Trends in interior design, whatever your budget

By Kelli Anderson


Assessing light quality in a facility at various intervals of the day will help best determine the changing lighting needs of a space. But once those needs have been identified, there are some basic rules of thumb.

Keeping the "color" of light consistent within a room is a must. For example, fluorescents tend to be cool and blue while incandescents tend to be warmer or yellow. To mix these light colors in one room is an absolute designer don't. The use of reflected light on high or multidimensional ceilings, thrown up against a textured wall, or to accent a special decorative feature adds a great deal of interest to an otherwise unnoticed area.

The use of natural materials, warm colors and defined spaces within the entry area all give the lobby a comfortable, residential feel at the Wheat Ridge Recreation Center in Wheat Ridge, Colo. Porcelain flooring tile, limited use of stone, indirect lighting, warm paint colors and public art are integrated into the design. The sandstone tiles over the arch and circling the lobby walls are carvings done by local children.

The aesthetic, relaxing power of reflected light makes it a very popular tool in the designer's efforts to enliven a space. Avoiding the downward hard-light effect of a single sodium bulb is a step in the right direction. Patrons of both public and private facilities no longer tolerate the warehouse-feel of yesteryear in their health facilities; they want welcoming, comforting and attractive decor that make them feel they are an appreciated, valued member.
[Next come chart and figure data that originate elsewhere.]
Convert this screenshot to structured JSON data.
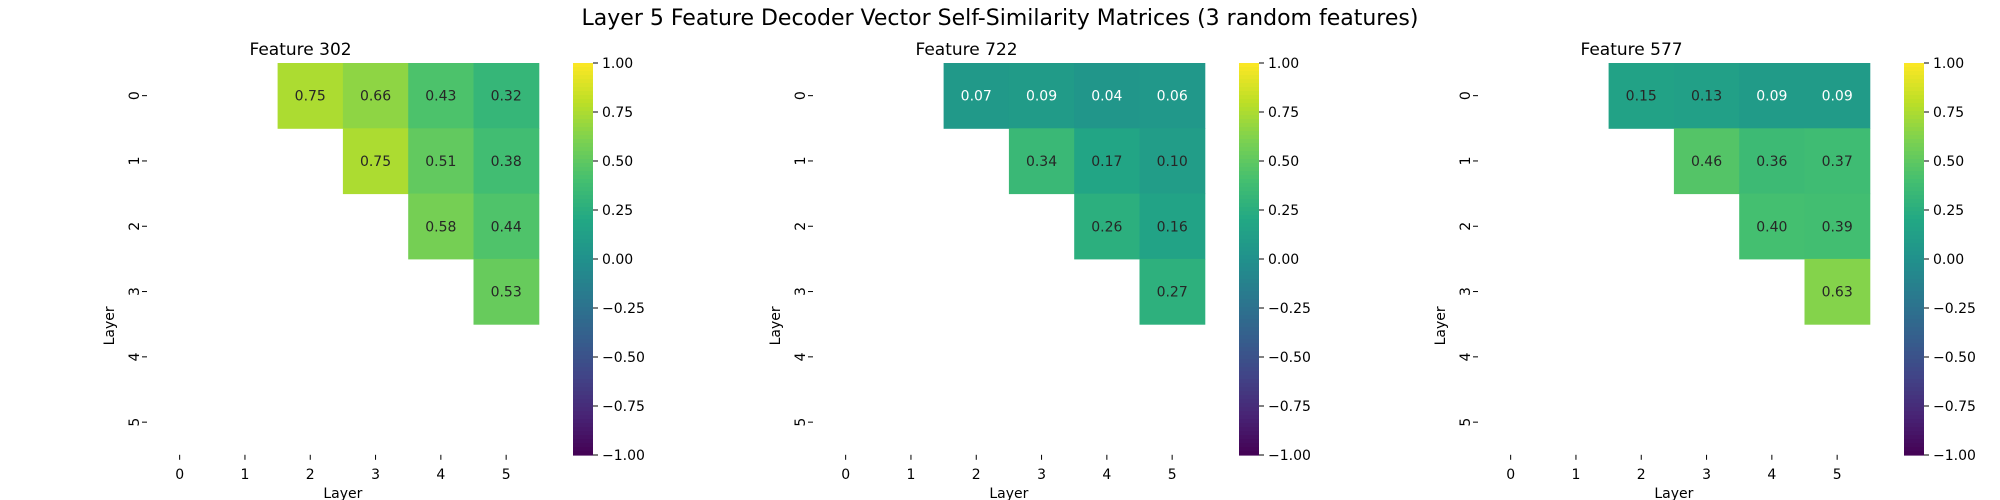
{
  "figure": {
    "title": "Layer 5 Feature Decoder Vector Self-Similarity Matrices (3 random features)"
  },
  "chart_data": [
    {
      "type": "heatmap",
      "title": "Feature 302",
      "xlabel": "Layer",
      "ylabel": "Layer",
      "x_ticks": [
        "0",
        "1",
        "2",
        "3",
        "4",
        "5"
      ],
      "y_ticks": [
        "0",
        "1",
        "2",
        "3",
        "4",
        "5"
      ],
      "values": [
        [
          null,
          null,
          0.75,
          0.66,
          0.43,
          0.32
        ],
        [
          null,
          null,
          null,
          0.75,
          0.51,
          0.38
        ],
        [
          null,
          null,
          null,
          null,
          0.58,
          0.44
        ],
        [
          null,
          null,
          null,
          null,
          null,
          0.53
        ],
        [
          null,
          null,
          null,
          null,
          null,
          null
        ],
        [
          null,
          null,
          null,
          null,
          null,
          null
        ]
      ],
      "labels": [
        [
          null,
          null,
          "0.75",
          "0.66",
          "0.43",
          "0.32"
        ],
        [
          null,
          null,
          null,
          "0.75",
          "0.51",
          "0.38"
        ],
        [
          null,
          null,
          null,
          null,
          "0.58",
          "0.44"
        ],
        [
          null,
          null,
          null,
          null,
          null,
          "0.53"
        ],
        [
          null,
          null,
          null,
          null,
          null,
          null
        ],
        [
          null,
          null,
          null,
          null,
          null,
          null
        ]
      ],
      "colormap": "viridis",
      "vmin": -1,
      "vmax": 1,
      "colorbar_ticks": [
        "1.00",
        "0.75",
        "0.50",
        "0.25",
        "0.00",
        "−0.25",
        "−0.50",
        "−0.75",
        "−1.00"
      ]
    },
    {
      "type": "heatmap",
      "title": "Feature 722",
      "xlabel": "Layer",
      "ylabel": "Layer",
      "x_ticks": [
        "0",
        "1",
        "2",
        "3",
        "4",
        "5"
      ],
      "y_ticks": [
        "0",
        "1",
        "2",
        "3",
        "4",
        "5"
      ],
      "values": [
        [
          null,
          null,
          0.07,
          0.09,
          0.04,
          0.06
        ],
        [
          null,
          null,
          null,
          0.34,
          0.17,
          0.1
        ],
        [
          null,
          null,
          null,
          null,
          0.26,
          0.16
        ],
        [
          null,
          null,
          null,
          null,
          null,
          0.27
        ],
        [
          null,
          null,
          null,
          null,
          null,
          null
        ],
        [
          null,
          null,
          null,
          null,
          null,
          null
        ]
      ],
      "labels": [
        [
          null,
          null,
          "0.07",
          "0.09",
          "0.04",
          "0.06"
        ],
        [
          null,
          null,
          null,
          "0.34",
          "0.17",
          "0.10"
        ],
        [
          null,
          null,
          null,
          null,
          "0.26",
          "0.16"
        ],
        [
          null,
          null,
          null,
          null,
          null,
          "0.27"
        ],
        [
          null,
          null,
          null,
          null,
          null,
          null
        ],
        [
          null,
          null,
          null,
          null,
          null,
          null
        ]
      ],
      "colormap": "viridis",
      "vmin": -1,
      "vmax": 1,
      "colorbar_ticks": [
        "1.00",
        "0.75",
        "0.50",
        "0.25",
        "0.00",
        "−0.25",
        "−0.50",
        "−0.75",
        "−1.00"
      ]
    },
    {
      "type": "heatmap",
      "title": "Feature 577",
      "xlabel": "Layer",
      "ylabel": "Layer",
      "x_ticks": [
        "0",
        "1",
        "2",
        "3",
        "4",
        "5"
      ],
      "y_ticks": [
        "0",
        "1",
        "2",
        "3",
        "4",
        "5"
      ],
      "values": [
        [
          null,
          null,
          0.15,
          0.13,
          0.09,
          0.09
        ],
        [
          null,
          null,
          null,
          0.46,
          0.36,
          0.37
        ],
        [
          null,
          null,
          null,
          null,
          0.4,
          0.39
        ],
        [
          null,
          null,
          null,
          null,
          null,
          0.63
        ],
        [
          null,
          null,
          null,
          null,
          null,
          null
        ],
        [
          null,
          null,
          null,
          null,
          null,
          null
        ]
      ],
      "labels": [
        [
          null,
          null,
          "0.15",
          "0.13",
          "0.09",
          "0.09"
        ],
        [
          null,
          null,
          null,
          "0.46",
          "0.36",
          "0.37"
        ],
        [
          null,
          null,
          null,
          null,
          "0.40",
          "0.39"
        ],
        [
          null,
          null,
          null,
          null,
          null,
          "0.63"
        ],
        [
          null,
          null,
          null,
          null,
          null,
          null
        ],
        [
          null,
          null,
          null,
          null,
          null,
          null
        ]
      ],
      "colormap": "viridis",
      "vmin": -1,
      "vmax": 1,
      "colorbar_ticks": [
        "1.00",
        "0.75",
        "0.50",
        "0.25",
        "0.00",
        "−0.25",
        "−0.50",
        "−0.75",
        "−1.00"
      ]
    }
  ]
}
Multiple light sources and lighting techniques in a room not only create a mood but define different spaces: task lighting such as small suspended pendant fixtures over a circulation desk, general lighting from recessed fixtures, firelight from a fireplace near the lounge, and reflective lighting over focal points like art that add a welcoming "wow" factor to important, high-use spaces like entries and locker rooms. Dimmer switches and lighting sensors are not only economical uses of energy but can adjust to the changing programming needs of a space as well.

Even more simple changes like investing in new light fixtures or adding sconces to locker room mirrors can quickly transform a room's look and feel. Avoid the temptation, whether in designing a new facility or jazzing up an existing one, to put lighting on the financial back burner.
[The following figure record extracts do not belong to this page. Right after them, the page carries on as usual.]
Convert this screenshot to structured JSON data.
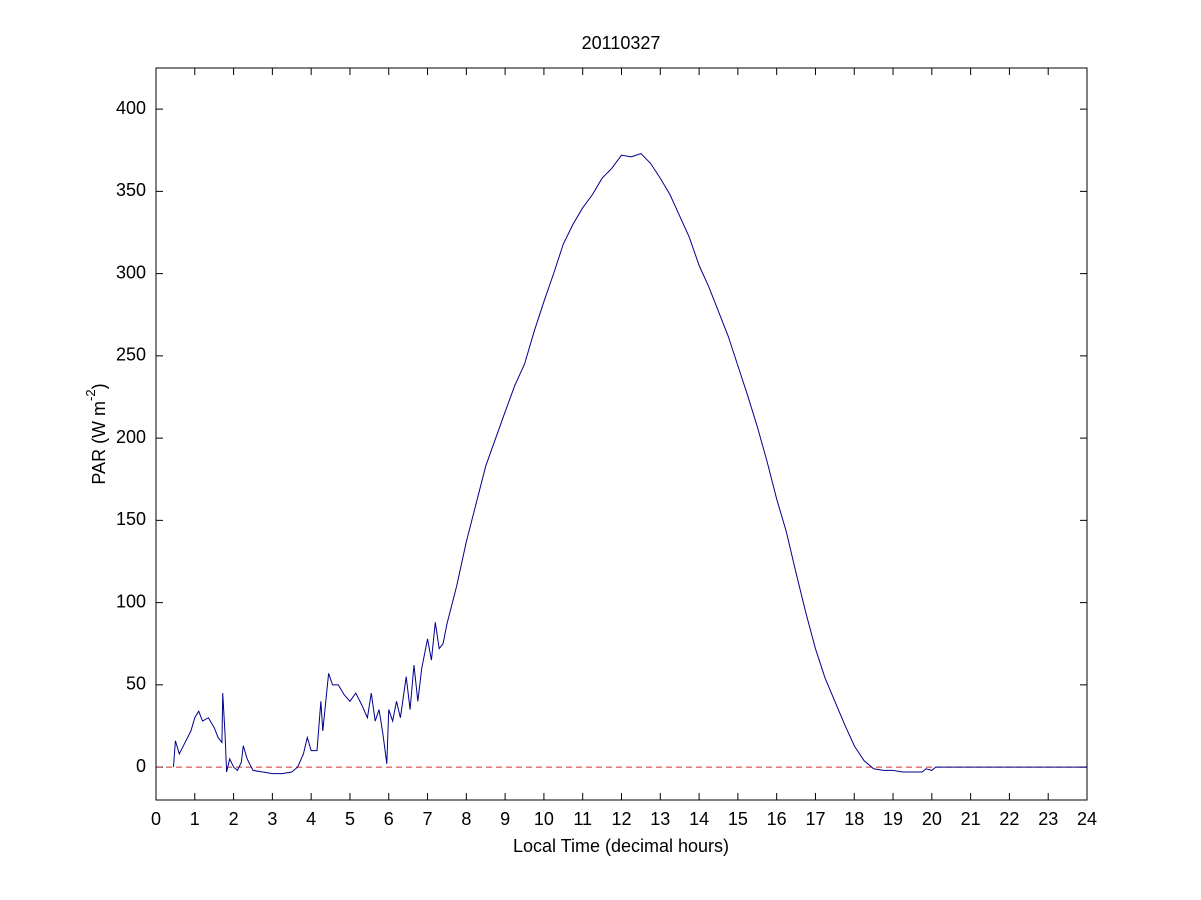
{
  "chart_data": {
    "type": "line",
    "title": "20110327",
    "xlabel": "Local Time (decimal hours)",
    "ylabel": [
      "PAR (W m",
      "-2",
      ")"
    ],
    "x": [
      0.45,
      0.5,
      0.6,
      0.75,
      0.9,
      1.0,
      1.1,
      1.2,
      1.35,
      1.5,
      1.6,
      1.7,
      1.72,
      1.78,
      1.82,
      1.9,
      2.0,
      2.1,
      2.2,
      2.25,
      2.35,
      2.5,
      2.75,
      3.0,
      3.25,
      3.5,
      3.65,
      3.8,
      3.9,
      4.0,
      4.15,
      4.25,
      4.3,
      4.45,
      4.55,
      4.7,
      4.85,
      5.0,
      5.15,
      5.3,
      5.45,
      5.55,
      5.65,
      5.75,
      5.85,
      5.95,
      6.0,
      6.1,
      6.2,
      6.3,
      6.45,
      6.55,
      6.65,
      6.75,
      6.85,
      7.0,
      7.1,
      7.2,
      7.3,
      7.4,
      7.5,
      7.75,
      8.0,
      8.5,
      9.0,
      9.25,
      9.5,
      9.75,
      10.0,
      10.25,
      10.5,
      10.75,
      11.0,
      11.25,
      11.5,
      11.75,
      12.0,
      12.25,
      12.5,
      12.75,
      13.0,
      13.25,
      13.5,
      13.75,
      14.0,
      14.25,
      14.5,
      14.75,
      15.0,
      15.25,
      15.5,
      15.75,
      16.0,
      16.25,
      16.5,
      16.75,
      17.0,
      17.25,
      17.5,
      17.75,
      18.0,
      18.25,
      18.5,
      18.75,
      19.0,
      19.25,
      19.5,
      19.75,
      19.85,
      20.0,
      20.1,
      21,
      22,
      23,
      24
    ],
    "series": [
      {
        "color": "#00008b",
        "values": [
          0,
          16,
          8,
          15,
          22,
          30,
          34,
          28,
          30,
          24,
          18,
          15,
          45,
          20,
          -3,
          5,
          0,
          -2,
          3,
          13,
          5,
          -2,
          -3,
          -4,
          -4,
          -3,
          0,
          8,
          18,
          10,
          10,
          40,
          22,
          57,
          50,
          50,
          44,
          40,
          45,
          38,
          30,
          45,
          28,
          35,
          20,
          2,
          35,
          28,
          40,
          30,
          55,
          35,
          62,
          40,
          60,
          78,
          65,
          88,
          72,
          75,
          87,
          110,
          137,
          183,
          216,
          232,
          245,
          265,
          283,
          300,
          318,
          330,
          340,
          348,
          358,
          364,
          372,
          371,
          373,
          367,
          358,
          348,
          335,
          322,
          305,
          292,
          277,
          262,
          244,
          226,
          207,
          186,
          163,
          143,
          118,
          94,
          72,
          54,
          40,
          26,
          13,
          4,
          -1,
          -2,
          -2,
          -3,
          -3,
          -3,
          -1,
          -2,
          0,
          0,
          0,
          0,
          0
        ]
      }
    ],
    "hline": {
      "value": 0,
      "color": "#cc3333",
      "dashed": true
    },
    "xlim": [
      0,
      24
    ],
    "ylim": [
      -20,
      425
    ],
    "xticks": [
      0,
      1,
      2,
      3,
      4,
      5,
      6,
      7,
      8,
      9,
      10,
      11,
      12,
      13,
      14,
      15,
      16,
      17,
      18,
      19,
      20,
      21,
      22,
      23,
      24
    ],
    "yticks": [
      0,
      50,
      100,
      150,
      200,
      250,
      300,
      350,
      400
    ],
    "grid": false
  }
}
"Probably the biggest mistake facilities make is not investing enough money on lighting," says John Burchard, director of interiors and interior specialist at DeStefano Keating Partners. "That's not what you should be cutting."

There's No Place Like Home

From an operational standpoint, getting people to want to spend more time in your facility will most likely result in higher revenues. Making your facility welcoming and attractive with lounging areas is one way to help ensure that they'll want to stick around even after the workout is over. A retail kind of super-mall doesn't fill the bill nearly as well as the comforts of home.

"Try to make a place where people want to come together, a gathering place, a living room," says Craig Bouck, principal of Barker Rinker Seacat Architecture of Denver. "Promote the idea that it's warm, friendly—a place that appeals to all generations with no 'lowest common denominator' feeling."

Lobbies, lounges and locker rooms are taking on a more residential feel that makes people comfortable and enables them to use a facility for more than a workout. A residential-style facility becomes the place to meet for coffee, to take advantage of the other amenities offered, to spend hours instead minutes. A home away from home.

"We get comments all the time from our members that they wish their living rooms looked like our waiting areas," says Mike Brown, senior vice president of operations at Life Time Fitness of Chicago. "They wish that their bathrooms looked like our locker rooms. It's beautiful space that you see in the finer homes."